## Sunday, August 28, 2011

### The Cutting of the Traveler's and Prisoner's Gordian Knot

I've observed a widespread impression that the traveler's dilemma is not solved as rationally as the arguments make it seem. Similarly, the prisoner's dilemma. (Inspiration.)

I've worked out that this intuition is correct. The solution really is to cooperate. The reason nobody thinks of that is that we can imagine a real-world situation, where the solution is deviate, and we can imagine a pure rationality situation only imperfectly...most of the time.

From the inspiration: "Assume all the usual ridiculous things: common knowledge of rationality, risk neutrality, pure selfishness, etc."

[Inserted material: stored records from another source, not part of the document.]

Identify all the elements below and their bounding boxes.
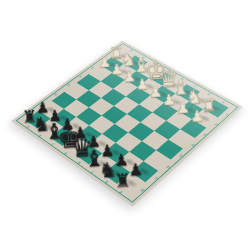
white-pawn: ♟ — [188, 109, 207, 125]
chess-board: ♜♞♝♚♛♝♞♜♟♟♟♟♟♟♟♟♟♟♟♟♟♟♟♟♜♞♝♚♛♝♞♜ — [25, 49, 228, 194]
chess-set-photo: ♜♞♝♚♛♝♞♜♟♟♟♟♟♟♟♟♟♟♟♟♟♟♟♟♜♞♝♚♛♝♞♜ hgfedcb… — [0, 0, 250, 250]
chess-mat: ♜♞♝♚♛♝♞♜♟♟♟♟♟♟♟♟♟♟♟♟♟♟♟♟♜♞♝♚♛♝♞♜ hgfedcb… — [11, 41, 242, 207]
black-rook: ♜ — [112, 171, 133, 191]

Common knowledge of rationality is the key. You're both familiar with the Nash argument to deviate, but this is a failure of meta-strategy. If you want to maximize your own payoff, you need to pick the strategy with the highest Nash equilibrium. If you're both rational and know the other's rational, you'll both pick the same strategy.

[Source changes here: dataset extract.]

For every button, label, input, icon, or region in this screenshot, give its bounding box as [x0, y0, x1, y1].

The strategy with the highest payoff Nash equilibrium is to cooperate. (Further, this strategy is fairly robust against failures of rationality.)

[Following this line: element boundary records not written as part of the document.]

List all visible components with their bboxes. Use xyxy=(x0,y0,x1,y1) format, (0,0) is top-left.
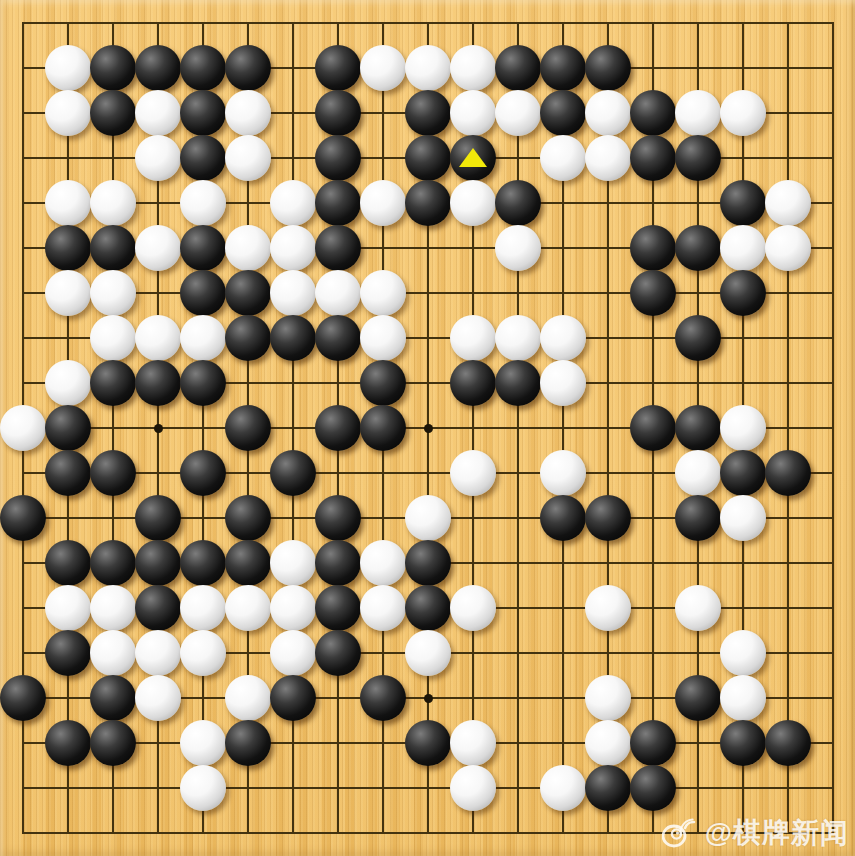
white-stone xyxy=(45,90,91,136)
black-stone xyxy=(720,180,766,226)
black-stone xyxy=(0,495,46,541)
white-stone xyxy=(45,180,91,226)
white-stone xyxy=(45,585,91,631)
black-stone xyxy=(720,450,766,496)
white-stone xyxy=(225,675,271,721)
white-stone xyxy=(765,225,811,271)
white-stone xyxy=(135,90,181,136)
white-stone xyxy=(405,45,451,91)
black-stone xyxy=(90,675,136,721)
white-stone xyxy=(360,540,406,586)
grid-line xyxy=(517,22,519,834)
black-stone xyxy=(315,540,361,586)
black-stone xyxy=(90,720,136,766)
black-stone xyxy=(675,405,721,451)
black-stone xyxy=(630,225,676,271)
black-stone xyxy=(90,225,136,271)
white-stone xyxy=(675,585,721,631)
white-stone xyxy=(180,630,226,676)
white-stone xyxy=(135,675,181,721)
black-stone xyxy=(585,45,631,91)
black-stone xyxy=(495,45,541,91)
black-stone xyxy=(315,90,361,136)
black-stone xyxy=(180,360,226,406)
black-stone xyxy=(315,495,361,541)
white-stone xyxy=(360,270,406,316)
black-stone xyxy=(405,720,451,766)
white-stone xyxy=(270,630,316,676)
black-stone xyxy=(0,675,46,721)
black-stone xyxy=(180,135,226,181)
black-stone xyxy=(135,360,181,406)
black-stone xyxy=(360,405,406,451)
black-stone xyxy=(585,765,631,811)
black-stone xyxy=(180,540,226,586)
white-stone xyxy=(450,720,496,766)
black-stone xyxy=(90,360,136,406)
black-stone xyxy=(675,135,721,181)
white-stone xyxy=(180,585,226,631)
star-point xyxy=(424,424,433,433)
white-stone xyxy=(495,225,541,271)
black-stone xyxy=(180,450,226,496)
white-stone xyxy=(675,90,721,136)
black-stone xyxy=(630,765,676,811)
white-stone xyxy=(585,90,631,136)
black-stone xyxy=(135,45,181,91)
white-stone xyxy=(135,225,181,271)
black-stone xyxy=(540,90,586,136)
star-point xyxy=(154,424,163,433)
white-stone xyxy=(315,270,361,316)
white-stone xyxy=(540,765,586,811)
black-stone xyxy=(450,360,496,406)
white-stone xyxy=(720,225,766,271)
white-stone xyxy=(450,90,496,136)
black-stone xyxy=(45,405,91,451)
black-stone xyxy=(180,270,226,316)
white-stone xyxy=(450,45,496,91)
black-stone xyxy=(540,495,586,541)
black-stone xyxy=(360,675,406,721)
black-stone xyxy=(315,315,361,361)
black-stone xyxy=(405,90,451,136)
white-stone xyxy=(360,45,406,91)
black-stone xyxy=(315,225,361,271)
last-move-triangle-marker xyxy=(459,148,487,167)
black-stone xyxy=(630,720,676,766)
black-stone xyxy=(630,270,676,316)
black-stone xyxy=(90,45,136,91)
white-stone xyxy=(540,450,586,496)
black-stone xyxy=(225,315,271,361)
black-stone xyxy=(315,585,361,631)
black-stone xyxy=(720,270,766,316)
go-board: @棋牌新闻 xyxy=(0,0,855,856)
black-stone xyxy=(90,450,136,496)
white-stone xyxy=(720,495,766,541)
black-stone xyxy=(225,405,271,451)
black-stone xyxy=(630,405,676,451)
black-stone xyxy=(405,180,451,226)
white-stone xyxy=(180,720,226,766)
black-stone xyxy=(315,135,361,181)
white-stone xyxy=(225,225,271,271)
grid-line xyxy=(832,22,834,834)
white-stone xyxy=(585,720,631,766)
white-stone xyxy=(720,675,766,721)
white-stone xyxy=(675,450,721,496)
white-stone xyxy=(90,630,136,676)
black-stone xyxy=(405,585,451,631)
white-stone xyxy=(495,315,541,361)
white-stone xyxy=(450,450,496,496)
black-stone xyxy=(315,45,361,91)
grid-line xyxy=(22,787,834,789)
black-stone xyxy=(315,405,361,451)
white-stone xyxy=(135,135,181,181)
white-stone xyxy=(270,225,316,271)
black-stone xyxy=(495,180,541,226)
black-stone xyxy=(405,540,451,586)
white-stone xyxy=(225,135,271,181)
white-stone xyxy=(180,315,226,361)
black-stone xyxy=(180,225,226,271)
white-stone xyxy=(225,90,271,136)
black-stone xyxy=(45,540,91,586)
white-stone xyxy=(270,585,316,631)
white-stone xyxy=(585,585,631,631)
star-point xyxy=(424,694,433,703)
black-stone xyxy=(45,720,91,766)
black-stone xyxy=(135,540,181,586)
black-stone xyxy=(630,135,676,181)
grid-line xyxy=(22,832,834,834)
white-stone xyxy=(90,585,136,631)
white-stone xyxy=(450,315,496,361)
black-stone xyxy=(495,360,541,406)
black-stone xyxy=(225,540,271,586)
white-stone xyxy=(45,270,91,316)
white-stone xyxy=(180,180,226,226)
white-stone xyxy=(450,180,496,226)
white-stone xyxy=(0,405,46,451)
black-stone xyxy=(90,90,136,136)
black-stone xyxy=(720,720,766,766)
black-stone xyxy=(315,180,361,226)
black-stone xyxy=(405,135,451,181)
black-stone xyxy=(675,495,721,541)
white-stone xyxy=(405,495,451,541)
black-stone xyxy=(45,450,91,496)
white-stone xyxy=(270,540,316,586)
black-stone xyxy=(180,45,226,91)
white-stone xyxy=(135,315,181,361)
white-stone xyxy=(45,360,91,406)
black-stone xyxy=(765,450,811,496)
white-stone xyxy=(45,45,91,91)
white-stone xyxy=(360,585,406,631)
black-stone xyxy=(540,45,586,91)
white-stone xyxy=(90,270,136,316)
white-stone xyxy=(720,405,766,451)
black-stone xyxy=(675,675,721,721)
white-stone xyxy=(720,90,766,136)
black-stone xyxy=(135,495,181,541)
white-stone xyxy=(360,180,406,226)
black-stone xyxy=(225,720,271,766)
white-stone xyxy=(135,630,181,676)
black-stone xyxy=(225,495,271,541)
black-stone xyxy=(45,630,91,676)
black-stone xyxy=(180,90,226,136)
black-stone xyxy=(675,225,721,271)
white-stone xyxy=(540,315,586,361)
white-stone xyxy=(90,315,136,361)
white-stone xyxy=(450,585,496,631)
grid-line xyxy=(787,22,789,834)
black-stone xyxy=(630,90,676,136)
white-stone xyxy=(90,180,136,226)
black-stone xyxy=(225,270,271,316)
white-stone xyxy=(180,765,226,811)
black-stone xyxy=(225,45,271,91)
white-stone xyxy=(585,675,631,721)
white-stone xyxy=(765,180,811,226)
black-stone xyxy=(360,360,406,406)
black-stone xyxy=(315,630,361,676)
white-stone xyxy=(360,315,406,361)
white-stone xyxy=(225,585,271,631)
black-stone xyxy=(675,315,721,361)
black-stone xyxy=(270,315,316,361)
white-stone xyxy=(270,270,316,316)
white-stone xyxy=(720,630,766,676)
white-stone xyxy=(540,135,586,181)
black-stone xyxy=(765,720,811,766)
black-stone xyxy=(270,675,316,721)
black-stone xyxy=(585,495,631,541)
white-stone xyxy=(405,630,451,676)
black-stone xyxy=(90,540,136,586)
white-stone xyxy=(270,180,316,226)
white-stone xyxy=(585,135,631,181)
white-stone xyxy=(540,360,586,406)
white-stone xyxy=(450,765,496,811)
black-stone xyxy=(270,450,316,496)
black-stone xyxy=(45,225,91,271)
black-stone xyxy=(135,585,181,631)
white-stone xyxy=(495,90,541,136)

In essence, the classical solution assumes deviation when it says that choosing \$99 'dominates' \$100. Actually, choosing the deviation strategy equilibrates at \$2, and choosing cooperate equilibrates at \$100, and so choosing \$99 implies a strategy that is worse than the strategy that chooses \$100. Going further, the problem was that they stopped when they found a solution. Ratiocination requires you to keep going, to work out further consequences, mainly to check for contradictions. Lo and behold, an answer is not the answer.

I idly wonder if this is related to the axiom of choice in set theory, or if that axiom is ludicrously badly named.

Update: "What’s funny is that that’s so hyperrational that it’s insanely and literally idiotic. An actual person could never possibly do that." An actual hyper-rationality wouldn't do it either. This is probably a case of intuition sneaking in the back door. Update: apparently he agrees with the \$100 strategy but doesn't fully understand why it's optimal.